The evidence is in but you won’t hear about it because the conclusions would call for an admission of error and change and quite frankly there’s no money to be made in it.

Christianity is good for you. I’m not talking just about the life to come, but right here, right now, lower your cholesterol kind of good for you.

Think about it for a minute. Following the Christian way of life calls us to an existence of moderation, of care for our body, of purpose beyond the rat race, of community, of peace, of sharing, of family, of living in easy cohabitation with the natural world, almost everything that is counter to our hyper-competitive, consume all you can, sleep with whoever you want, be famous at all costs culture that goes through our lives like a chipper shredder.

Basically every scientific study out there dealing with human wellness affirm what the Scriptures and the Tradition of the Christian faith have been saying all along. And yet our delusions won’t
let us see it. We are convinced that if we push just a little farther we’ll reach that promised whatever that all of our pushing so far has not revealed. Why is it that no one will stop for a just a second and take a look at the body count? Where is the voice shouting “My God, we’re killing ourselves, and our children, and our future, and for what?” A new car?

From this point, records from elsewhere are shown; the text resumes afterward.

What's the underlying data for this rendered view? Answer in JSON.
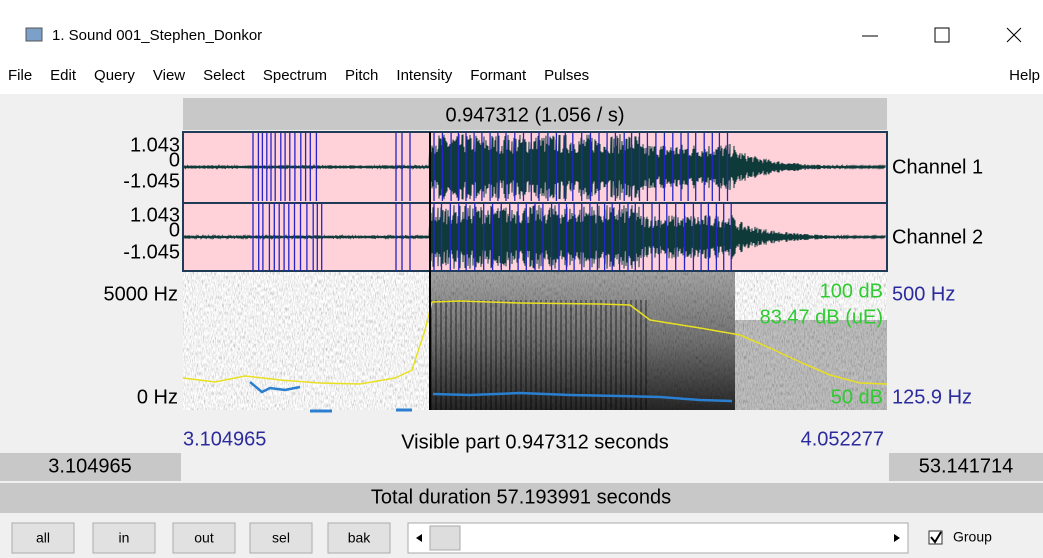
{
  "window": {
    "title": "1. Sound 001_Stephen_Donkor"
  },
  "menu": [
    "File",
    "Edit",
    "Query",
    "View",
    "Select",
    "Spectrum",
    "Pitch",
    "Intensity",
    "Formant",
    "Pulses",
    "Help"
  ],
  "editor": {
    "selection_label": "0.947312 (1.056 / s)",
    "channels": [
      {
        "name": "Channel 1",
        "max": "1.043",
        "zero": "0",
        "min": "-1.045"
      },
      {
        "name": "Channel 2",
        "max": "1.043",
        "zero": "0",
        "min": "-1.045"
      }
    ],
    "spectrogram": {
      "top_freq": "5000 Hz",
      "bottom_freq": "0 Hz",
      "intensity_top": "100 dB",
      "intensity_value": "83.47 dB (uE)",
      "intensity_bottom": "50 dB",
      "pitch_top": "500 Hz",
      "pitch_bottom": "125.9 Hz"
    },
    "visible_start": "3.104965",
    "visible_label": "Visible part 0.947312 seconds",
    "visible_end": "4.052277",
    "left_time": "3.104965",
    "right_time": "53.141714",
    "total_label": "Total duration 57.193991 seconds"
  },
  "buttons": [
    "all",
    "in",
    "out",
    "sel",
    "bak"
  ],
  "group_label": "Group"
}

A better office? Our hope of that elusive spectacular orgasm?

Some day the pain will be too much to bear. The body count will be high enough to pierce our daydreams and the sickness will not be be able to be masked by our medicines. And then, maybe, just maybe, we will listen to the still small voice of God in the words of Jesus “Come unto me all you who have heavy labor and I will give you rest.”

God make that day soon.

The Sunday of Orthodoxy…

Our small Parish of St. Elias in LaCrosse, Wisconsin, celebrated the Sunday of Orthodoxy yesterday and as the weather was warm for this time of year and the ground dry we we left our temple and made procession outside holding our icons, led by our cross, the smell of incense in the air and the ancient song “Holy God, Holy Mighty, Holy Immortal…” on our lips.

In months of firsts since by the grace of God or the madness of the Church or some combination I was made Priest this was the first procession. Of course I have been in others, you can’t be Orthodox without processing around something sometime, but this was the first as Priest and there was a holiness to it that escaped words as we circled the little church building in the rough part of LaCrosse.

The grass was gray as winter still held a grip and the wind swirled down the valley and over the river but there was a sense of being removed from all that and drawn in to something ancient and beyond us. All over the world in small wooden churches like ours or grand cathedrals people were holding icons, led by the cross, smelling the incense, and singing the timeless songs. And as we walked we told the world that by the grace of God we still believe,
still remember, still hope, and still call the world to heaven.

There is a formal Sunday of Orthodoxy with its liturgies and rituals reminding us of the official pronouncements of a long ago Council restoring the veneration of icons to the faithful but in truth the triumph of Orthodoxy is also written in the hearts of all those who through the ages have kept the faith alive often under grievous circumstances.

Our small procession lasted just a few minutes but in those passing moments all of what had gone before, all of what we faced in these times, and all of what we long for in the Kingdom of God became present. So, too, did the memory of all those who have gone before us, the tall shoulders on which we stand.

And as they pray for us we walk on through Lent and towards resurrection sustained by what has been given to us, the faith that established the universe.